On December 9, 2024, a Financial Services Firm (“FSF”) agreed to pay a $15 million penalty to resolve SEC charges that the firm failed to adopt and implement reasonable policies and procedures to prevent theft of client funds by four investment advisors and registered representatives and failed reasonably to supervise those individuals. According to the SEC, four of the firm’s registered representatives misappropriated funds from client and customer accounts while employed at the firm using externally initiated Automated Clearing House (“ACH”) payments and wire transfers.

In October 2015, FSF allegedly began using third-party software to detect fraudulent wires to external accounts, and FSF believed the software would detect suspicious cash transfers. According to the SEC, however, the FSF’s software was not calibrated to monitor certain externally initiated ACH payments and detect instances when a FSF advisor assigned to the account was listed as a beneficiary. This alleged deficiency, which FSF reported to the SEC in 2021, led to three of the four named advisors misappropriating over $1.7 million through hundreds of unauthorized ACH transfers. Additionally, the SEC alleges that from October 2015 to February 2021, FSF failed to adequately monitor suspicious cash wire transfers to external third-party accounts from unrelated client accounts managed by the advisors. This failure allowed two of the four named advisors to misappropriate millions of dollars.

According to the SEC, FSF learned of the misappropriation in 2019 after a relative of an advisory client raised questions about the client’s account. FSF allegedly terminated the responsible advisor, reported the misappropriation to the Commission staff and law enforcement, and settled with the clients to compensate for their losses.

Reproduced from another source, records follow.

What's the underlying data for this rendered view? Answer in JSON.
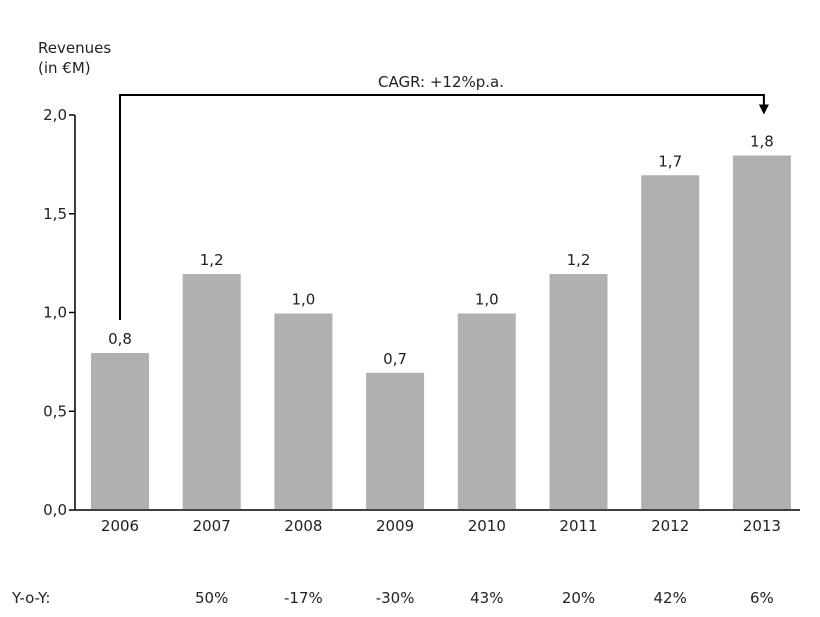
{
  "chart_data": {
    "type": "bar",
    "ylabel_lines": [
      "Revenues",
      "(in €M)"
    ],
    "categories": [
      "2006",
      "2007",
      "2008",
      "2009",
      "2010",
      "2011",
      "2012",
      "2013"
    ],
    "values": [
      0.8,
      1.2,
      1.0,
      0.7,
      1.0,
      1.2,
      1.7,
      1.8
    ],
    "data_labels": [
      "0,8",
      "1,2",
      "1,0",
      "0,7",
      "1,0",
      "1,2",
      "1,7",
      "1,8"
    ],
    "ylim": [
      0,
      2.0
    ],
    "yticks": [
      0,
      0.5,
      1.0,
      1.5,
      2.0
    ],
    "ytick_labels": [
      "0,0",
      "0,5",
      "1,0",
      "1,5",
      "2,0"
    ],
    "grid": false,
    "annotation": {
      "text": "CAGR: +12%p.a.",
      "from_category": "2006",
      "to_category": "2013"
    },
    "yoy": {
      "label": "Y-o-Y:",
      "values": [
        "",
        "50%",
        "-17%",
        "-30%",
        "43%",
        "20%",
        "42%",
        "6%"
      ]
    },
    "colors": {
      "bar": "#b0b0b0",
      "axis": "#000000",
      "text": "#222222"
    }
  }
}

The SEC found that FSF willfully violated Section 206(4) of the Investment Advisers Act and Rule 206(4)-7 thereunder, which require registered investment advisers to adopt and implement written policies and procedures reasonably designed to prevent violations of the Advisers Act. The SEC also found that FSF failed to supervise the four financial advisors within the meaning of Section 203(e)(6) of the Advisers Act and/or Section 15(b)(4)(E) of the Exchange Act. Without admitting or denying fault, FSF consented to a cease-and-desist order, a censure, retention of a compliance consultant, and the aforementioned civil penalty.